When numerically controlled equipment is available, center drilling is
often used for locating and starting holes. The two examples that follow
describe operations in which certain drilling and the use of numerically
controlled machines eliminated the need for drill jigs. In some applications,
the use of spiral point drills has eliminated the need for jigs or center
drilling when numerical control is used on the machine.
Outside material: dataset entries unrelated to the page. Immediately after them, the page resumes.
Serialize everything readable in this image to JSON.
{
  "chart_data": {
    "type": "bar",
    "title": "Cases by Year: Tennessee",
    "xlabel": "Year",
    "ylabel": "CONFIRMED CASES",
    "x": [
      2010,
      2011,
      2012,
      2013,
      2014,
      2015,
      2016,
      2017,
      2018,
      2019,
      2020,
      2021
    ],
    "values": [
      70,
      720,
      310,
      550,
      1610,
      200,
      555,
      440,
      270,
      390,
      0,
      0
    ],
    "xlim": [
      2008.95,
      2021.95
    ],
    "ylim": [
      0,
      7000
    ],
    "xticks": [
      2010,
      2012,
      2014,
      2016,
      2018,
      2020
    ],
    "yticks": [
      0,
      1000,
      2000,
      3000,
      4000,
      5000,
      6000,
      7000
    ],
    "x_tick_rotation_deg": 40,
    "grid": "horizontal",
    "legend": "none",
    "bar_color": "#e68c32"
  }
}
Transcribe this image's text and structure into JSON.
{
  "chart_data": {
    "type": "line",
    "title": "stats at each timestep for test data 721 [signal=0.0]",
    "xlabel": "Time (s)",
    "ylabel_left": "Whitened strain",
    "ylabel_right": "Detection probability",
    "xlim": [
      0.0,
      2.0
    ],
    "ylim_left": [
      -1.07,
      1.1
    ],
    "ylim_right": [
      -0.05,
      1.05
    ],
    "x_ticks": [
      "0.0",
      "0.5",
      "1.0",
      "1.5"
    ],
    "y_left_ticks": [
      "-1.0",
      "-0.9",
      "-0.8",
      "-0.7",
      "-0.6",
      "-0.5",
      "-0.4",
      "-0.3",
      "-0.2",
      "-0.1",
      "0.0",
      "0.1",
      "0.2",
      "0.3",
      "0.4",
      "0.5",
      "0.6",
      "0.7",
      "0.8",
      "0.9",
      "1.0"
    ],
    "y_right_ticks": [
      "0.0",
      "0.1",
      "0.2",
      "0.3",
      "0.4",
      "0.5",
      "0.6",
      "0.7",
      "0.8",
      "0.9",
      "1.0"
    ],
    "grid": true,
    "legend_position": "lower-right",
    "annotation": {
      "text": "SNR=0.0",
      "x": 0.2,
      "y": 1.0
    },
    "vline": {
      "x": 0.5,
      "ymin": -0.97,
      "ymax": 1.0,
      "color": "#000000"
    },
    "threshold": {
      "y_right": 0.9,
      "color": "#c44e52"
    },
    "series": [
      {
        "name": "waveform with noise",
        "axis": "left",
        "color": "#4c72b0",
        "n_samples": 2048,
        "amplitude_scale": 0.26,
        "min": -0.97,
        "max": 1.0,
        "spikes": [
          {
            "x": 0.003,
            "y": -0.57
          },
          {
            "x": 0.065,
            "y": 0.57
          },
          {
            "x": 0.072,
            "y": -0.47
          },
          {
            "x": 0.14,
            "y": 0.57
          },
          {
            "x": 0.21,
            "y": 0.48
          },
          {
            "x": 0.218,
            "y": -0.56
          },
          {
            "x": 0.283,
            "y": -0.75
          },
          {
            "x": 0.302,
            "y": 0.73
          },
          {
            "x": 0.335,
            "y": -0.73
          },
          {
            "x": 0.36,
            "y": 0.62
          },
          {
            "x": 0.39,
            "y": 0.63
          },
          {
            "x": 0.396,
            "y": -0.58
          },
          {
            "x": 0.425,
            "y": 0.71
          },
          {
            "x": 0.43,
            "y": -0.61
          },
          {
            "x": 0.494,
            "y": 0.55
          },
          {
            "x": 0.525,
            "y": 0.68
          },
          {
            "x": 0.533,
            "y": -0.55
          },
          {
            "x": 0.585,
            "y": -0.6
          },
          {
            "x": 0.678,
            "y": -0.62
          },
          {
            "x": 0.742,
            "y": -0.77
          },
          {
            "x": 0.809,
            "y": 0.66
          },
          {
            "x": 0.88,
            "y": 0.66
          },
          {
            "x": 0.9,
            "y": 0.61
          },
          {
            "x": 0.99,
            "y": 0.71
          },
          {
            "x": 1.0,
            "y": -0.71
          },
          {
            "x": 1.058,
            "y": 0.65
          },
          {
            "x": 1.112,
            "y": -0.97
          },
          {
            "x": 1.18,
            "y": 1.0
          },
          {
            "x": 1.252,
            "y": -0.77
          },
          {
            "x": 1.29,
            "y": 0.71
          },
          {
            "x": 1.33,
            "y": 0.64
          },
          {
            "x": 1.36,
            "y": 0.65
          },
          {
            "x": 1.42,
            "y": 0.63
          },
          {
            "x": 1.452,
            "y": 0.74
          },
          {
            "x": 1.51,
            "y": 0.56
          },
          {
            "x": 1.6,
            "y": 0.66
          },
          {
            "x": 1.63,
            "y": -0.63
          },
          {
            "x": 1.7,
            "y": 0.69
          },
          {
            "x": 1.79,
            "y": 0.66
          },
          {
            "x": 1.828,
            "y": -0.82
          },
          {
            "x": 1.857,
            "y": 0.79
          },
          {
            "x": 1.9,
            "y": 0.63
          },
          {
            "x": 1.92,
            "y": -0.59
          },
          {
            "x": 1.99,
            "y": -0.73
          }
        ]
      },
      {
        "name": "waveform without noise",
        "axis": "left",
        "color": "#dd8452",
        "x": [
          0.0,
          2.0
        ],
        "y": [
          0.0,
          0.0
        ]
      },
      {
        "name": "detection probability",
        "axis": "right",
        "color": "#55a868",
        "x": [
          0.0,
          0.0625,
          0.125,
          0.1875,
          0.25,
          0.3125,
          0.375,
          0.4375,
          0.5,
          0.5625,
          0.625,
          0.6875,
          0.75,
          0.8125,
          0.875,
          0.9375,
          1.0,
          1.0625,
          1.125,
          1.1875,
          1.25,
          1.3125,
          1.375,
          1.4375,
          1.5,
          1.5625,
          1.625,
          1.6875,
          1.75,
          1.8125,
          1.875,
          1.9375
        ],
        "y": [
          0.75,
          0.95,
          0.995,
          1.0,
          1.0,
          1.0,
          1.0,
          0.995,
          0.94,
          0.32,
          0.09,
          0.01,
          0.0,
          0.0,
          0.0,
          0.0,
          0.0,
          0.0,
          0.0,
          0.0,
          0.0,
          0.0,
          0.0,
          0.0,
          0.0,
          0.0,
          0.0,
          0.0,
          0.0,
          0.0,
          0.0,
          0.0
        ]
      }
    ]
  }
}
==============================================================================
Nominal Speeds and Feeds for Drilling Stainless Steels
with High Speed Steel Drills
Type of Condi- Brinell Speed Feed (ipr) for nominal diam.(in.) of:
steel(a) tion(b) hardness sfm .125 .250 .500 .750 1.000 1.500 2.000
FM Fer Ann 135 to 185 140 .003 .005 .010 .014 .018 .020 .025
FM Mar Ann 135 to 185 140 .003 .005 .010 .014 .018 .020 .025
Ann or CD 185 to 240 130 .003 .005 .010 .014 .018 .020 .025
Q & T 275 to 325 65 .002 .004 .006 .008 .010 .014 .018
Q & T 375 to 425 40 .001 .002 .004 .006 .008 .009 .010
FM Aus Ann 135 to 185 100 .003 .005 .010 .014 .018 .020 .025
CD 225 to 275 90 .003 .005 .010 .014 .018 .020 .025
Ferritic Ann 135 to 185 60 .002 .003 .006 .008 .010 .014 .018
Mar(410) Ann 135 to 185 70 .003 .004 .006 .008 .010 .014 .018
Ann 175 to 225 60 .002 .003 .006 .008 .011 .014 .018
Q & T 275 to 325 50 .002 .003 .005 .008 .011 .013 .016
Q & T 375 to 425 40 .001 .002 .004 .006 .008 .009 .010
Mar(431) Ann 225 to 275 50 .002 .003 .005 .008 .011 .013 .016
Q & T 275 to 325 45 .002 .003 .005 .008 .011 .013 .016
Q & T 375 to 425 40 .001 .002 .004 .006 .008 .009 .010
Mar(440) Ann 225 to 275 40 .002 .003 .005 .009 .010 .012 .013
Q & T 275 to 325 35 .001 .002 .003 .005 .006 .008 .009
Q & T 375 to 425 25 .001 .002 .003 .004 .005 .006 .007
Q & T Rc 48 to 52 20 .0005 .001 .002 .002 .003 .003 .004
Aus(304) Ann 135 to 185 50 .002 .003 .005 .009 .010 .013 .016
CD 225 to 275 45 .002 .003 .005 .008 .011 .013 .016
Aus(316) Ann 135 to 185 45 .002 .003 .005 .008 .011 .013 .016
Abbreviations used:
FM = Free Machining Fer = Ferritic Mar = Martensitic Aus = Austenitic
Ann = Annealed CD = Cold drawn Q and T = Quenched and tempered
Hard = Hardened N and T = Normalized and tempered.